Jackiecilley.com – Rismon Sianipar mengumumkan rencananya untuk merevisi penelitiannya terkait ijazah Mantan Presiden Joko Widodo. Pernyataan ini disampaikan di Polda Metro Jaya pada Rabu, 1 April 2026, dan mengindikasikan bahwa revisi ini merupakan bagian dari perjanjian restorative justice seputar tuduhan ijazah palsu Jokowi.
Rismon menegaskan bahwa meskipun revisi tersebut merupakan bagian dari perjanjian, inisiatif untuk melakukannya sepenuhnya berasal dari dirinya sendiri. Dia mengungkapkan, “Itu, walaupun bagian dari perjanjian (RJ), itu memang inisiatif dari saya. Jadi, inisiatif atas pertanggung jawaban saya. Jadi, apa yang salah dengan itu?” Sikap ini menunjukkan komitmennya untuk bertanggung jawab atas karya ilmiah yang telah dipublikasikannya.
Lebih lanjut, Rismon merasa bahwa penerbitan revisi ini juga menjadi tanggung jawabnya sebagai peneliti untuk mendewasakan publik dan mencegah mereka menjadi korban isu ijazah palsu yang dapat menyesatkan masyarakat.
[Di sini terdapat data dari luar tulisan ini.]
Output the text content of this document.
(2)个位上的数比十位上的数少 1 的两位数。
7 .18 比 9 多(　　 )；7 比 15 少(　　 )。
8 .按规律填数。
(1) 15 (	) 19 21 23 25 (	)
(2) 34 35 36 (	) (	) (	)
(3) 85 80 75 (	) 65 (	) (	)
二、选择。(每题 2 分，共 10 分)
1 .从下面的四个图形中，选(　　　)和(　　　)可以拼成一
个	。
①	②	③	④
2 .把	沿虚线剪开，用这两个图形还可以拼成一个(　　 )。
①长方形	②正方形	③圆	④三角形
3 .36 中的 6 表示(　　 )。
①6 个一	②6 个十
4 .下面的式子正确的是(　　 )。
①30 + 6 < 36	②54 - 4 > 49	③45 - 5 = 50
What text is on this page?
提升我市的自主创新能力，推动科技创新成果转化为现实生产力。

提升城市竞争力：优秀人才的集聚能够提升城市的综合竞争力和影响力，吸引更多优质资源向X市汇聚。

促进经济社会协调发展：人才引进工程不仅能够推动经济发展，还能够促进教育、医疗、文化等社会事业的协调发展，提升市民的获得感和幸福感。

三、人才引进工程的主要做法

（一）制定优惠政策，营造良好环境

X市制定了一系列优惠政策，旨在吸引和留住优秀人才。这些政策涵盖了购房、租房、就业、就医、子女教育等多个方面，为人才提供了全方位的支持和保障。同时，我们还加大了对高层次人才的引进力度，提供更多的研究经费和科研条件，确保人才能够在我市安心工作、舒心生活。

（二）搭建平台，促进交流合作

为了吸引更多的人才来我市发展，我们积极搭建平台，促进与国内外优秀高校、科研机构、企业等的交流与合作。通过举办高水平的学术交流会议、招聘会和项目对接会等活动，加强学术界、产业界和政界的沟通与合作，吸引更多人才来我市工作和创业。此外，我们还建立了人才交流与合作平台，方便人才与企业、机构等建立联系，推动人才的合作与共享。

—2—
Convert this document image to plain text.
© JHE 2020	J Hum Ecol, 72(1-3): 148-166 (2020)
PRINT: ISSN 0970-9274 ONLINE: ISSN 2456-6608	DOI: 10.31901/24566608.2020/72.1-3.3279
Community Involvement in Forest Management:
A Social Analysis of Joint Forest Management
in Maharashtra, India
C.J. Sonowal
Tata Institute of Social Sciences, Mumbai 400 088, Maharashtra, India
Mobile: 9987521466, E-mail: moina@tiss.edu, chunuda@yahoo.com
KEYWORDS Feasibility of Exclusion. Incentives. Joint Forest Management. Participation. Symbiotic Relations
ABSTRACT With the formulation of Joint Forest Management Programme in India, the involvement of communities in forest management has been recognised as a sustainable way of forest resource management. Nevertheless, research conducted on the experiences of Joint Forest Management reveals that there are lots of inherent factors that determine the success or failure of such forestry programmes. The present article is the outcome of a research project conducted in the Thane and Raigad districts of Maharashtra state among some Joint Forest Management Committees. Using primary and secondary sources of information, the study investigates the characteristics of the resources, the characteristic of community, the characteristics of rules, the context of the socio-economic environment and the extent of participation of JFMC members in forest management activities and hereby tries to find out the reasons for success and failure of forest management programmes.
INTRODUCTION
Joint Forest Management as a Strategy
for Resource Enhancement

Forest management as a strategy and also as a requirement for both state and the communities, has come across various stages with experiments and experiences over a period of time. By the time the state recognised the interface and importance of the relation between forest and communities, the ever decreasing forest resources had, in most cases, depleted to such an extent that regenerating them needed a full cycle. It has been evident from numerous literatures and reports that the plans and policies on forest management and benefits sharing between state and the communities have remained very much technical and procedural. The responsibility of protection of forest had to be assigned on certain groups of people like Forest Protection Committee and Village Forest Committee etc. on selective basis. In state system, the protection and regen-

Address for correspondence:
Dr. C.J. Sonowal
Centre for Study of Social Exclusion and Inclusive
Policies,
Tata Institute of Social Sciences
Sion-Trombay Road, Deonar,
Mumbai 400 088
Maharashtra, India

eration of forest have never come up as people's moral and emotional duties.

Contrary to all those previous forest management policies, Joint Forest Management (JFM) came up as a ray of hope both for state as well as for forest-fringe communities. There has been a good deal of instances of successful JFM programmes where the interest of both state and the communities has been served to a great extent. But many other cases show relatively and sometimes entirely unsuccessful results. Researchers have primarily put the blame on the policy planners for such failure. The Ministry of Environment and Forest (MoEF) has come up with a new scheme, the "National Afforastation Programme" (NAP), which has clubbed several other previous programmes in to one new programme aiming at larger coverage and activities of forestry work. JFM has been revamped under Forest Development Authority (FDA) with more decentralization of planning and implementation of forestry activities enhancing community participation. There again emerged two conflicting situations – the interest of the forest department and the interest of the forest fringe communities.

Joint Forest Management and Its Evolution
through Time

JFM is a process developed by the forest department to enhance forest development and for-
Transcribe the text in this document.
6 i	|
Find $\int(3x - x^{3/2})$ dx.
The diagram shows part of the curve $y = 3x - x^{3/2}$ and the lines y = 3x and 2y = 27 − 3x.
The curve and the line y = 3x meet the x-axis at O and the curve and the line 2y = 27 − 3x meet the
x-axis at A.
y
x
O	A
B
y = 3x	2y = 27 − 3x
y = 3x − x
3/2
Ia memperkirakan revisi yang akan dilakukannya dapat mencapai sekitar 700 halaman.
Proses revisi ini dianggap penting, tidak hanya untuk integritas penelitiannya tetapi juga untuk menciptakan pemahaman yang lebih baik di kalangan masyarakat mengenai isu yang sensitif tersebut. Dengan langkah ini, Rismon berharap dapat memberikan informasi yang lebih akurat dan transparan terkait ijazah Jokowi, serta meneruskan komitmennya terhadap kejujuran dalam akademik.